С наступлением ночи заквакали жабы. May вздрогнула, услышав, как Джеффри заводит мотор своего «форда». Он крикнул ей, что едет взглянуть на склады: доки залило дождем.
Дети отдалились от дома, их голоса еще слышались, но сами они были невидимы, скрыты в ночи. Финтан спустился с террасы и зашагал по мокрой траве. Молнии теперь были далеко, лишь время от времени вспыхивало над деревьями, но раскатов грома было не слышно. Грязь засасывала ноги. Финтан разулся, повесил ботинки на шею за связанные шнурки, как дикарь.
Он шел в темноте через огромный сад. May легла в гамак в большой пустой комнате. Ее лихорадило, не удавалось держать глаза открытыми. Свет керосиновой лампы, поставленной на маленький столик, обжигал ей веки. Она вновь ощутила одиночество. Словно не могла заполнить пустоту внутри. Хотя, быть может, это из-за амёбиаза, который свалил ее через два месяца после приезда в Оничу. Она чувствовала в себе крайнюю твердость, болезненную трезвость. Знала, что с ней такое, знала, что ее донимает, но ничего поделать не могла. Хранила в памяти каждое мгновение, последовавшее за ее приездом в Оничу, вселение в большой пустой дом, вот в эти деревянные стены, под эту железную крышу на каркасе, гремевшую при каждой грозе.
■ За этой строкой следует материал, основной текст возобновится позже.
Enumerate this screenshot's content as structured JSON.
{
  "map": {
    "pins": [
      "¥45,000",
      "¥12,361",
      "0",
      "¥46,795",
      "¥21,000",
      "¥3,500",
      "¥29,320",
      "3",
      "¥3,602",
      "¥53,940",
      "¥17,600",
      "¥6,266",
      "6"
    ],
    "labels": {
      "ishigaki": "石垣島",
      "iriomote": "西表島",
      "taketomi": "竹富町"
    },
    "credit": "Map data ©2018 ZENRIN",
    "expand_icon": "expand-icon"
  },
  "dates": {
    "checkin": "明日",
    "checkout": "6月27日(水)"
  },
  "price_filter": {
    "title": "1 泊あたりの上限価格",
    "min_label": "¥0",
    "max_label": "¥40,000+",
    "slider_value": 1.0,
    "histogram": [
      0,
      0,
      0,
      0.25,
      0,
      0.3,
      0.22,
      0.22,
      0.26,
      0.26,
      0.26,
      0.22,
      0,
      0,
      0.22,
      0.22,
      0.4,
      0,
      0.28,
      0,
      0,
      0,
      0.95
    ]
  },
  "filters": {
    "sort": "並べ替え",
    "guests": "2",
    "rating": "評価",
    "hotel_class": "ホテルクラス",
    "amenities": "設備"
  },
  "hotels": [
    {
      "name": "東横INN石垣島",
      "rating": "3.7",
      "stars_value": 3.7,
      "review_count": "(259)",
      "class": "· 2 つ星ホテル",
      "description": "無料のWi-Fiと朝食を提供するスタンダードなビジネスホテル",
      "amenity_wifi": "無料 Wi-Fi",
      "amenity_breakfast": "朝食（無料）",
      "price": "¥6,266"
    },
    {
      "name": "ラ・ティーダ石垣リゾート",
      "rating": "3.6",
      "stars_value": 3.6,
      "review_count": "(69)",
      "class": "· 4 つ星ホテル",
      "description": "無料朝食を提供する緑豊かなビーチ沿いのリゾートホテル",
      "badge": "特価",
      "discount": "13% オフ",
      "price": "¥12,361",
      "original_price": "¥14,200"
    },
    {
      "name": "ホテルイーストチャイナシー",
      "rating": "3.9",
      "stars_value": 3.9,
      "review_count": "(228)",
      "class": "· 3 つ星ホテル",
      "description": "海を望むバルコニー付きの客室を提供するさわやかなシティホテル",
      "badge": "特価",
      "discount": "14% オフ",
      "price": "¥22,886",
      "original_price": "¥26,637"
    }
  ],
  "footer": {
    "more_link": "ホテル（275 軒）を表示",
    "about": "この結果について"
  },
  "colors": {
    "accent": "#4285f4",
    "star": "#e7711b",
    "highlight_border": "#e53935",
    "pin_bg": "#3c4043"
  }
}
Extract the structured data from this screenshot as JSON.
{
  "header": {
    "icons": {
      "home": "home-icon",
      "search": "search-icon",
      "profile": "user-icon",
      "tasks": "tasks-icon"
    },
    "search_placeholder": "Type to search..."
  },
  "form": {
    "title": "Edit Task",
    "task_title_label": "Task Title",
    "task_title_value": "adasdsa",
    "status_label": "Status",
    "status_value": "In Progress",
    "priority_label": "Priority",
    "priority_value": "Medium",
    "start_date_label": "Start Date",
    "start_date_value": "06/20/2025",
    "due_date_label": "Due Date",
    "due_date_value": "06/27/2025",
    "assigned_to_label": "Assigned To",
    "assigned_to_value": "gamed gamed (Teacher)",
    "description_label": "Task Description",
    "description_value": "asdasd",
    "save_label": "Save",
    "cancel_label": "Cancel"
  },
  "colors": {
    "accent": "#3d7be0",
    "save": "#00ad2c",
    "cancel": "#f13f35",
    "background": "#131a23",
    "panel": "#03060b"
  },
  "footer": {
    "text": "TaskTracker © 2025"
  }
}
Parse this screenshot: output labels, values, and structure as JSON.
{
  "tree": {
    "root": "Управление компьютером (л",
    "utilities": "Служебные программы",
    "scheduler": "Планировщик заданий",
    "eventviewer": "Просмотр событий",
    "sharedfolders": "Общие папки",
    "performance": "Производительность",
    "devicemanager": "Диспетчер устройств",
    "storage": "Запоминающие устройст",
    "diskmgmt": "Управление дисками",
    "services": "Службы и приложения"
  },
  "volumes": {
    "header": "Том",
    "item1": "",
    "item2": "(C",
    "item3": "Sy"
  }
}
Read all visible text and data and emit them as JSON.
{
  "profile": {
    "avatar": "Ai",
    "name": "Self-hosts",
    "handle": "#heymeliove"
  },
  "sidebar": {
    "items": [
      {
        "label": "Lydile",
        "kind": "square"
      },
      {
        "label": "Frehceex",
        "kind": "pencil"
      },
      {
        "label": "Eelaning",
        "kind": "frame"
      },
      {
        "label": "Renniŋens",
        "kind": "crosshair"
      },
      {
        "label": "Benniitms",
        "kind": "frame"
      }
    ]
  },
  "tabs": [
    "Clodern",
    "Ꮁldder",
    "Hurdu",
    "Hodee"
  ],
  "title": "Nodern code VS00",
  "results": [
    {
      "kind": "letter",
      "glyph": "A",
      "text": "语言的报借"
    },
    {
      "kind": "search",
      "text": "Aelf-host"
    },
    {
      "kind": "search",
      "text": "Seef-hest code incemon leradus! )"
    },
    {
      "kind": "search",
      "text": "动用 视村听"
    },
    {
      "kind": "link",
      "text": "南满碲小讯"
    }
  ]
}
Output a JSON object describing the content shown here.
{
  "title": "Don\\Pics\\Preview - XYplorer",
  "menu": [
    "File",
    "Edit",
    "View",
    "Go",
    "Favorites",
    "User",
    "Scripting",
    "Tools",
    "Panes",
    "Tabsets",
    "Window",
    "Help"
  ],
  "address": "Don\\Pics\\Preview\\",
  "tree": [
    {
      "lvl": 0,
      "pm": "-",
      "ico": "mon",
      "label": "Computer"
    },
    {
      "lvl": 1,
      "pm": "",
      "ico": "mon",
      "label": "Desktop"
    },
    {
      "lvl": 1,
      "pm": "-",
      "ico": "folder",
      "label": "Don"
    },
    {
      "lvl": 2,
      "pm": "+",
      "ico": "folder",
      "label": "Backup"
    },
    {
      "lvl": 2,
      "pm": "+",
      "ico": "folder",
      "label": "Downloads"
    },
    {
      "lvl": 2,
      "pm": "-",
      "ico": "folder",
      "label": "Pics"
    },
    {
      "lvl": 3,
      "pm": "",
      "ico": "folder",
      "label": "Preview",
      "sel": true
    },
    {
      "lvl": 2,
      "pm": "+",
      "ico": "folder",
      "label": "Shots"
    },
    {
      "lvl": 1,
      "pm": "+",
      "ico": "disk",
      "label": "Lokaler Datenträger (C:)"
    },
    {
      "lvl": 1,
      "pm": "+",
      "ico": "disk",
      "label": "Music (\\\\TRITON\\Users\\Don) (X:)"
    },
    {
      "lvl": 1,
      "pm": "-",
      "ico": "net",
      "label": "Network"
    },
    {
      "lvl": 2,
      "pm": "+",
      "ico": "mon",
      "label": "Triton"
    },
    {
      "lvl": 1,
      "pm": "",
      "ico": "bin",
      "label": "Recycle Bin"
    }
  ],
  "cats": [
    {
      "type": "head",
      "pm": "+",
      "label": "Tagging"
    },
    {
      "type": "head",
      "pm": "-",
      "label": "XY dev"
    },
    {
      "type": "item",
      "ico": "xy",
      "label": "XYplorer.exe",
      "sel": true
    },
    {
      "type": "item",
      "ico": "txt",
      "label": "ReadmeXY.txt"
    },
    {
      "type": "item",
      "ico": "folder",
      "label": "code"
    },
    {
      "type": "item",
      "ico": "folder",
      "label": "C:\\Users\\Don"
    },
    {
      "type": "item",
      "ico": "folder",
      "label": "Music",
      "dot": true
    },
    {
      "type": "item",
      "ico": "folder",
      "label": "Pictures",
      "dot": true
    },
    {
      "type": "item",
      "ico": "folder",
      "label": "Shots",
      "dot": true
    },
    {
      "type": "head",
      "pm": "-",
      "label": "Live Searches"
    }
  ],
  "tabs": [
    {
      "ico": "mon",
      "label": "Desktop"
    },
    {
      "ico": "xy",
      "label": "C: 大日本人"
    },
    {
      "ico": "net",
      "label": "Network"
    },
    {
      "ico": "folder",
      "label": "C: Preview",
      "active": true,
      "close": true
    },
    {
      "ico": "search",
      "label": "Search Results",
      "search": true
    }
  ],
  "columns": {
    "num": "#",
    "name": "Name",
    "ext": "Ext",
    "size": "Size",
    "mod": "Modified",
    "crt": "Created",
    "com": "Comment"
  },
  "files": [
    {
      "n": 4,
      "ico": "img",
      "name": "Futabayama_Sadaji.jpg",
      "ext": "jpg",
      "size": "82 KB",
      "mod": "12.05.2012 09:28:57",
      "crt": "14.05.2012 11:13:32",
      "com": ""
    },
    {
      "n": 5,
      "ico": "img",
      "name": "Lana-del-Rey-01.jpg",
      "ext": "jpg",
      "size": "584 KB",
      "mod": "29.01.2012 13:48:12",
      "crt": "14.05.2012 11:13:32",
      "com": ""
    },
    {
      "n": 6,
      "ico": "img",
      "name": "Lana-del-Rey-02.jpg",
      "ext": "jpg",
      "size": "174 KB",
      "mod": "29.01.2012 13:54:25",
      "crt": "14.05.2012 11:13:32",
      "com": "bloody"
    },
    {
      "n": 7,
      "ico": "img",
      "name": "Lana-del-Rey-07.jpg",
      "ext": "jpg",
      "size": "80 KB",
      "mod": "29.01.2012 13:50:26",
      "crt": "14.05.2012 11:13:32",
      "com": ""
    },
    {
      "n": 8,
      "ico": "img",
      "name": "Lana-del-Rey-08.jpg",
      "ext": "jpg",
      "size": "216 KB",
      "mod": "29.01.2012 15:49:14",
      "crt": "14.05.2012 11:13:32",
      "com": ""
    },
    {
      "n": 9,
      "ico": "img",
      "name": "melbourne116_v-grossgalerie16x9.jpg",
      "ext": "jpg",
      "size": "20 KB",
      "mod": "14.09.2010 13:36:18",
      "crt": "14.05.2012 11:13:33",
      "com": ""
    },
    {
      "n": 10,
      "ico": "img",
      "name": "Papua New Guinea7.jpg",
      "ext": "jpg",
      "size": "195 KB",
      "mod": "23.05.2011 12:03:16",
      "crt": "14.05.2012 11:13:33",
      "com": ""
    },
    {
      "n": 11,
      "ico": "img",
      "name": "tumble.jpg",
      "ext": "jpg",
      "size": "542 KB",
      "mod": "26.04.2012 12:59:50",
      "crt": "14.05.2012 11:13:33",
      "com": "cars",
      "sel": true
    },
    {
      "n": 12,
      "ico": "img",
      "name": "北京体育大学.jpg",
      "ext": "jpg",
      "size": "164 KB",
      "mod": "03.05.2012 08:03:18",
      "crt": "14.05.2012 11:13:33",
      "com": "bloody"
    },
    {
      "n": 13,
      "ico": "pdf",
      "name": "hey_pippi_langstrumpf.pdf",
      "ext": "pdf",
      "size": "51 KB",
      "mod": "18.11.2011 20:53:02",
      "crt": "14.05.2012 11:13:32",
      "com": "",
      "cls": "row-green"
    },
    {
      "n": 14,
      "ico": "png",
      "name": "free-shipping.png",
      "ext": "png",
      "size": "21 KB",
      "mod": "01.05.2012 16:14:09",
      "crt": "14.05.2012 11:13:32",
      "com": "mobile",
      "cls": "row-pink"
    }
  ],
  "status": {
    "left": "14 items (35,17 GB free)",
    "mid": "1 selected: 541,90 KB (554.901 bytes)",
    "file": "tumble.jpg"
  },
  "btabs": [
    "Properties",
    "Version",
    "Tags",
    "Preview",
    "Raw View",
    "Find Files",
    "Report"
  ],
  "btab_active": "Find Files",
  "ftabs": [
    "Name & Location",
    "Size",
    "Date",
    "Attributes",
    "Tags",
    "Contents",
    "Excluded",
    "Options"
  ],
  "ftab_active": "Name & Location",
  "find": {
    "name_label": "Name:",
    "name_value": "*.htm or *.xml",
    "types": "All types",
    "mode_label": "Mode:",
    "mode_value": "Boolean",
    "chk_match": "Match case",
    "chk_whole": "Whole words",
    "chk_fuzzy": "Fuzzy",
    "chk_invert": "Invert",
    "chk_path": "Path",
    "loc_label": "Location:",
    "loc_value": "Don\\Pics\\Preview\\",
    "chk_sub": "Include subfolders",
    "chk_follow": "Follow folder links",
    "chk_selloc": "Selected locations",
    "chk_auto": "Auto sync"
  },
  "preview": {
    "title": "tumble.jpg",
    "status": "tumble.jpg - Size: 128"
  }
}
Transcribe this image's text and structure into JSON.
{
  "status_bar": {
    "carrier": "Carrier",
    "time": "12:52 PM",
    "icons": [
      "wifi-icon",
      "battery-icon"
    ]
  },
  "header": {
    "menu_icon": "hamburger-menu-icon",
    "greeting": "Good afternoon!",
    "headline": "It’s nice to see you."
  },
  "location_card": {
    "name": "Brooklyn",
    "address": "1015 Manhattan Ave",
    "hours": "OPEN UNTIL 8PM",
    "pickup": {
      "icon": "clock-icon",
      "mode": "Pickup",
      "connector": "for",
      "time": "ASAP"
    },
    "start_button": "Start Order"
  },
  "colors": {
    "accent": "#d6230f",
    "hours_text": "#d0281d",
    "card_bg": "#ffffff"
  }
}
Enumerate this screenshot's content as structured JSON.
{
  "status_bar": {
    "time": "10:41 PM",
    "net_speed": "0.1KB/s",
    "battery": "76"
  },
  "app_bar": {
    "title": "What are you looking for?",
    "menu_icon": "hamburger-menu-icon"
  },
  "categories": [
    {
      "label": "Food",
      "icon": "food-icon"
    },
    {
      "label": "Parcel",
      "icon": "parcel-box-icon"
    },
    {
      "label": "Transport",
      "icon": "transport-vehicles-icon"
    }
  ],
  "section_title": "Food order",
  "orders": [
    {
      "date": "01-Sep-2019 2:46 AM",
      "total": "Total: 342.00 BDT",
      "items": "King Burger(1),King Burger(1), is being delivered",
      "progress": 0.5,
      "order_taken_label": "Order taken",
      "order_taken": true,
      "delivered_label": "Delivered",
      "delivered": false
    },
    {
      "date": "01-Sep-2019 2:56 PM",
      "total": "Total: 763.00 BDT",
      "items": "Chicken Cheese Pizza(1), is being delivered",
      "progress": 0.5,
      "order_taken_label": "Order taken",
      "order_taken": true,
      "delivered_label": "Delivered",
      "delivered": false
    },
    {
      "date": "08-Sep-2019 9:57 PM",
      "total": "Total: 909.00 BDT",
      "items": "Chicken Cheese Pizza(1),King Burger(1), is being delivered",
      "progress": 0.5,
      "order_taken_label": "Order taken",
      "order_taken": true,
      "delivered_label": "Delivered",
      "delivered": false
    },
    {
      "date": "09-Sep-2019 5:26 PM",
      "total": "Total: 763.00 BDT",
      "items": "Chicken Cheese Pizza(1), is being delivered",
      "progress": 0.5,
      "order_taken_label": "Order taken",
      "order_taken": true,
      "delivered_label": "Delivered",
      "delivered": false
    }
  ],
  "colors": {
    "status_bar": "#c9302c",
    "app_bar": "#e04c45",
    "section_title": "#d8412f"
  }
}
Одноместные ременные гамаки, постели под противомоскитной сеткой, словно дортуар в казенном заведении. А главное, эта неловкость, этот мужчина, ставший чужим, его огрубевшие черты, поседевшие волосы, худое тело и болезненный цвет лица. Счастья, которое грезилось ей на борту «Сурабаи», здесь не существовало. И еще взгляд Финтана на отца, взгляд, полный недоверия и инстинктивной ненависти, и холодный гнев Джеффри всякий раз, когда Финтан бросал ему вызов.
Теперь, в тишине ночи, наступившей мало-помалу и нарушаемой лишь стрекотанием насекомых да кваканьем жаб, May покачивалась в гамаке, глядя на свет лампы. Напевала вполголоса, по-итальянски, детскую считалку, повторяя ее снова и снова. Прервалась, убрала руки с лица, позвала, всего один раз, не повышая голоса: «Финтан?»